Beginning Retained Earnings, 1/1/08 / $950,000
Gain on the Sale of Investments (normal recurring) / $110,000
Sales for the Year / $30,000,000
Loss Due to Flood Damage (unusual & infrequent) / $125,000*
Cost of Goods Sold / $21,000,000
Loss on Disposal of Retail Division / $450,000
Interest Revenue / $70,000
Loss on Operations of Retail Division / $460,000
Selling and Administrative Expenses / 5,500,000
Dividends Declared on Common Stock / $230,000
Write-Off of Goodwill / $520,000
Dividends Declared on Preferred Stock / $80,000
Federal Income Tax on Operations for 2008 / 1,600,000


*net of tax
Mickey Corporation decided to discontinue its retail operations and to retain its manufacturing operations. On August 15, Mickey sold the retail operations to Schoen Company.
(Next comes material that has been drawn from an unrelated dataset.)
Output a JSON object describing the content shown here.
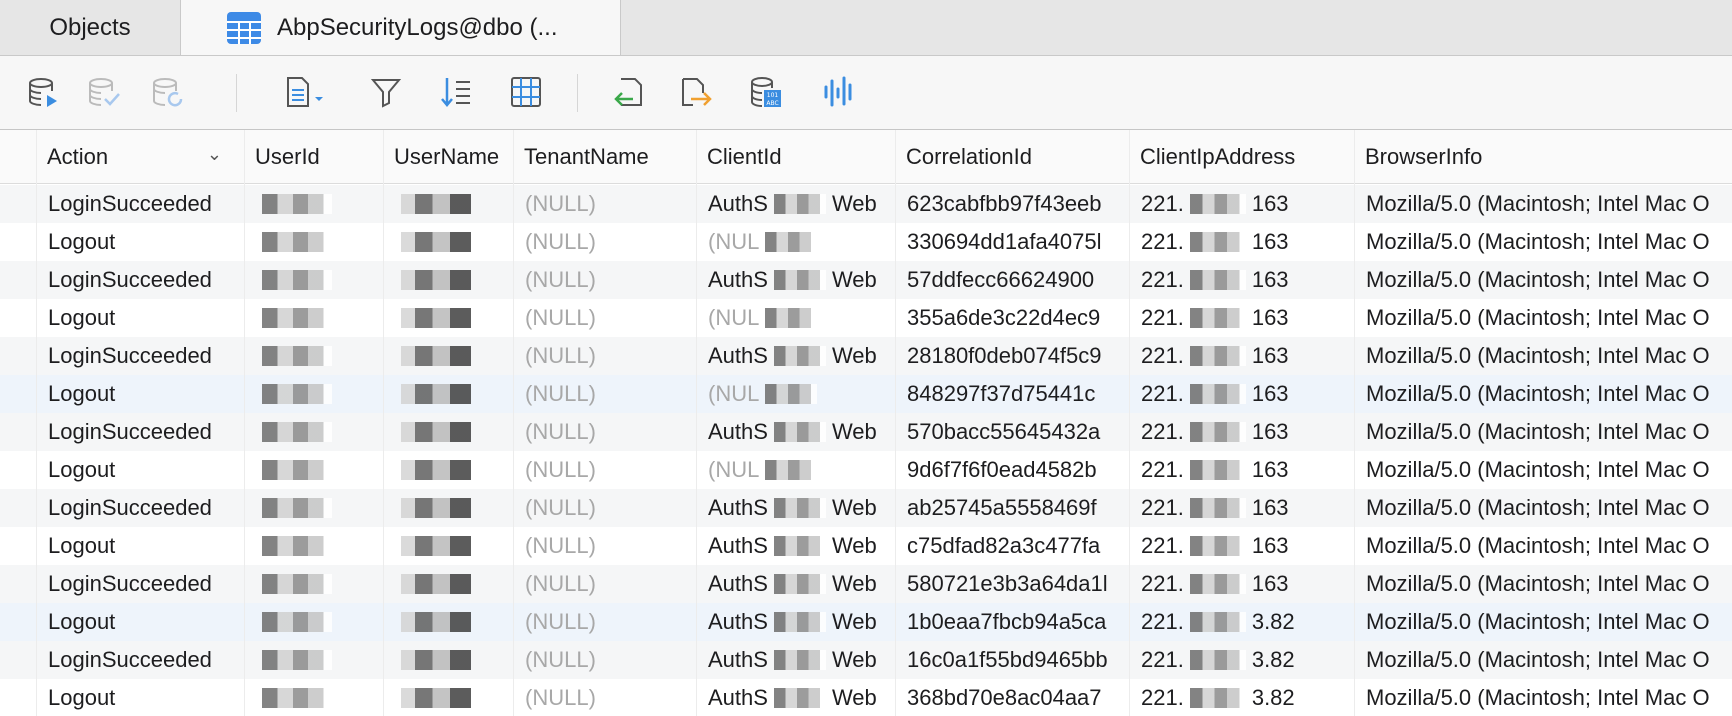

During 2008, there were 250,000 shares of common stock outstanding all year.
Directions(20 Points): Prepare a multiple-step income statement for the year 2008 on a separate Excel spreadsheet as directed in the Problem Set 1 directions.

Answer:

Question 23

December 31
2009 / 2008
Cash / $90,000 / $27,000
Accounts Receivable / $92,000 / $80,000
Allowance for Doubtful Accounts / ($4,500) / ($3,100)
Inventory / $155,000 / $175,000
Prepaid Expenses / $7,500 / $6,800
Land / $90,000 / $60,000
Buildings / $287,000 / $244,000
Accumulated Depreciation / ($32,000) / ($13,000)
Patents / $20,000 / $35,000
$705,000 / $611,700
Accounts Payable / $90,000 / $84,000
Accrued Liabilities / $54,000 / $63,000
Bonds Payable / $125,000 / $60,000
Common Stock / $100,000 / $100,000
Retained Earnings - Appropriated / $80,000 / $10,000
Retained Earnings - Unappropriated / $271,000 / $302,700
Treasury Stock, At Cost / ($15,000) / ($8,000)
$705,000 / $611,700


For 2009 Year

Net Income / $58,300
Depreciation Expense / $19,000
Amortization of Patents / $5,000
Cash Dividends Declared and Paid / $20,000
Gain Or Loss On Sale of Patents / None


Directions (20 Points):
Given the above information, prepare a statement of cash flows for Reyser Corporation for the year 2009 on a separate Excel spreadsheet as directed on the Problem Set 1 directions.